Next wednesday (May 4th) I’ll give a talk on a basic data structure problem at DTU (see the full abstract below). Students at 02283 have all the basic requirement to follow the talk (I’ll do lots of heavy path decompositions!) and I’ll keep it self-contained. You are all welcome. It’s good chance to see what kind of research is happening at the moment at DTU in algorithms and get inspiration for thesis topics.

\Philip

———————————————

Wednesday 4th May 2011 at 12:15

Room 030, Building 322, DTU Informatics

Random Access to Grammar Compressed Strings

Philip Bille,

Technical University of Denmark

——————–

ABSTRACT

Grammar based compression, where one replaces a long string by a small

context-free grammar that generates the string, is a simple and powerful

paradigm that captures many of the popular compression schemes,

including the Lempel-Ziv family, Run-Length Encoding, Byte-Pair

Encoding, Sequitur, and Re-Pair. In this paper, we present a novel

grammar representation that allows efficient random access to any

character or substring without decompressing the string.

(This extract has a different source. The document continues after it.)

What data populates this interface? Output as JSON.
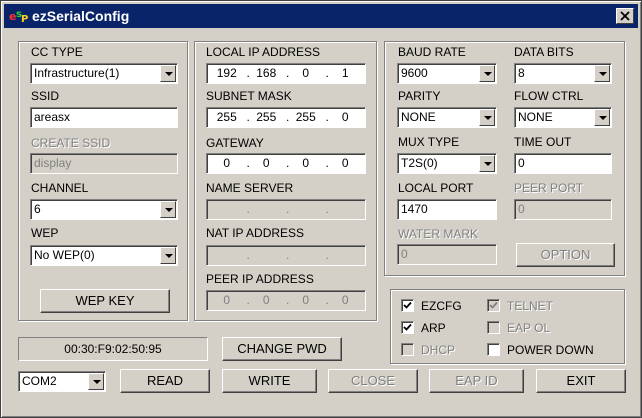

Let $S$ be a string of length $N$ compressed into a context-free grammar

$\mathcal{S}$ of size $n$. We present two representations of

$\mathcal{S}$ achieving $O(\log N)$ random access time, and either

$O(n\cdot \alpha_k(n))$ construction time and space on the pointer

machine model, or $O(n)$ construction time and space on the RAM. Here,

$\alpha_k(n)$ is the inverse of the $k^{th}$ row of Ackermann’s

function. Our representations also efficiently support decompression of

any substring in $S$: we can decompress any substring of length $m$ in

the same complexity as a single random access query and additional

$O(m)$ time. Combining these results with fast algorithms for

uncompressed approximate string matching leads to several efficient

algorithms for approximate string matching on grammar compressed strings

without decompression. For instance, we can find all approximate

occurrences of a pattern $P$ with at most $k$ errors in time

$O(n(\min\{|P|k, k^4 + |P|\} + \log N) + \occ)$, where $\occ$ is the

number of occurrences of $P$ in $S$. Finally, we are able to generalize

our results to navigation and other operations on grammar-compressed

{\em trees}.

All of the above bounds significantly improve the currently best known

results. To achieve these bounds, we introduce several new techniques

and data structures of independent interest, including a predecessor

data structure, two “biased” weighted ancestor data structures, and a

compact representation of heavy-paths in grammars.

Joint work with: Gad M. Landau, Rajeev Raman, Kunihiko Sadakane,

Srinivasa Rao Satti, and Oren Weimann